The Connecticut Supreme Court recently held that continued employment may constitute sufficient consideration for noncompete agreements under Connecticut law, but left unclear the parameters of that holding.
In Dur-A-Flex, Inc. v. Dy, Dur-A-Flex, a commercial flooring company, hired Samet Dy as a research chemist in 2004. Years later, in 2011, Dur-A-Flex required Dy to execute a noncompete agreement as a condition of continued employment. The noncompete agreement prohibited Dy from performing any services for a competitor for twenty-four months after his employment terminated. In 2013, Dy resigned and Dur-A-Flex sought to enforce the noncompete. The trial court held that the noncompete was unenforceable because continued employment can never constitute sufficient consideration for a noncompete agreement.

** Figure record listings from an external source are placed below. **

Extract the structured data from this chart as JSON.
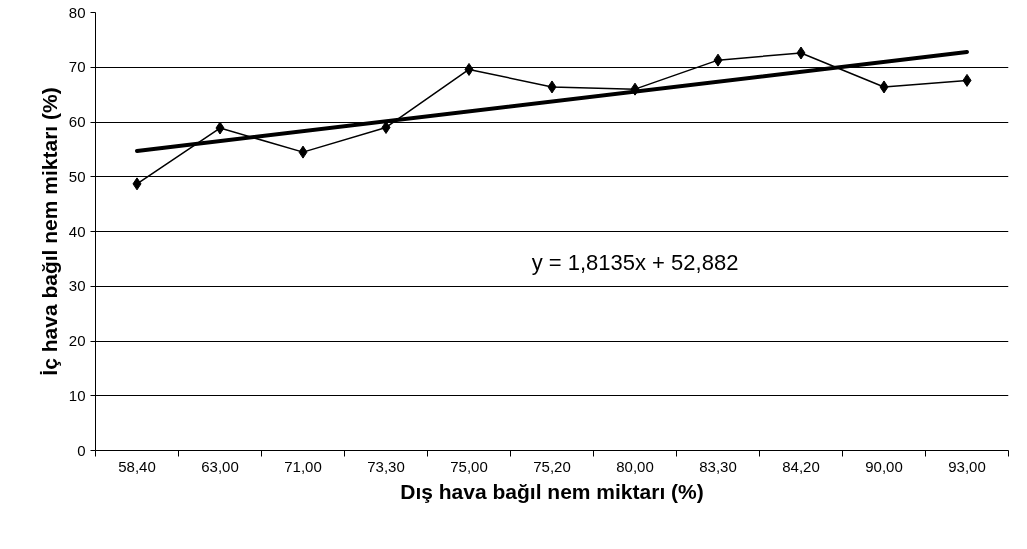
{
  "chart_data": {
    "type": "line",
    "xlabel": "Dış hava bağıl nem miktarı (%)",
    "ylabel": "İç hava bağıl nem miktarı (%)",
    "categories": [
      "58,40",
      "63,00",
      "71,00",
      "73,30",
      "75,00",
      "75,20",
      "80,00",
      "83,30",
      "84,20",
      "90,00",
      "93,00"
    ],
    "series": [
      {
        "color": "#000000",
        "values": [
          48.7,
          58.9,
          54.5,
          59.0,
          69.6,
          66.4,
          66.0,
          71.3,
          72.6,
          66.4,
          67.6
        ]
      },
      {
        "type": "line",
        "color": "#000000",
        "marker": "none",
        "x": [
          "58,40",
          "93,00"
        ],
        "values": [
          54.7,
          72.8
        ]
      }
    ],
    "annotations": [
      "y = 1,8135x + 52,882"
    ],
    "ylim": [
      0,
      80
    ],
    "yticks": [
      0,
      10,
      20,
      30,
      40,
      50,
      60,
      70,
      80
    ],
    "grid": "y",
    "marker": "diamond",
    "line_style": "solid"
  }
}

On appeal, the case was transferred from the appellate division to the Connecticut Supreme Court. In a July 2, 2024 decision, the Supreme Court reversed the trial court, which had relied on a 2014 court of appeals decision entitled Thoma v. Oxford Performance Materials, Inc., to hold that “a party giving nothing more than the status quo of continuing employment … offers no consideration [in] exchange for his promise and the promise is, therefore, unenforceable.” The Supreme Court agreed with Dur-A-Flex that Thoma was distinguishable and that a 1934 Connecticut Supreme Court decision called Roessler v. Burwell was controlling. The Court held that under Roessler, “a promise of indefinite, continued employment for an at-will employee in exchange for the employee’s promise not to compete constitutes adequate consideration to form an enforceable agreement.”
Additionally, the Court stated that Thoma was factually distinguishable. In Thoma, the employee signed two agreements, each containing a noncompete. Whereas the first agreement imposed conditions on the employer’s right to terminate the employee’s employment (thereby altering the employee’s status as an at-will employee), the second agreement stated that the employer could terminate the employee at any time without cause or notice. When the employer terminated the employee without notice, cause or compensation, the trial court ruled that the employer breached the first agreement and the second was unenforceable because consideration did not support it. The Thoma appellate court affirmed, concluding that the second agreement did not require the employer to do anything other than what it was already obligated to provide and thus lacked consideration.
By contrast, in Dur-A-Flex, the Court explained, Dy was an at-will employee and Dur-A-Flex’s “forbearance of its right to terminate his employment could be valid consideration if it altered the at-will employment status.”
The Court found that it could not determine, as a matter of law, that Dur-A-Flex gave sufficient consideration to render the noncompete enforceable. Unlike Roessler, where the employer promised to employ the employee indefinitely in exchange for his promise not to compete, Dur-A-Flex did not explicitly promise Dy continued employment for any particular period. The Court remanded the matter back to the trial court to determine whether there was sufficient consideration for the noncompete agreement.
Although the Connecticut Supreme Court in Dur-A-Flex held that, in certain circumstances, continued employment of an at-will employee could be sufficient consideration for a noncompete or other restrictive covenant if the employer modifies the at-will status of the employee, it did not provide specific guidance for Connecticut employers regarding what would qualify as sufficient consideration. Given this uncertainty, employers who do not want to alter an employee’s at-will status may wish to take a more conservative approach by either having the employee sign a noncompete or restrictive covenant prior to the commencement of employment or, for a post-hire noncompete and other restrictive covenant, including some form of additional compensation as consideration for the restriction.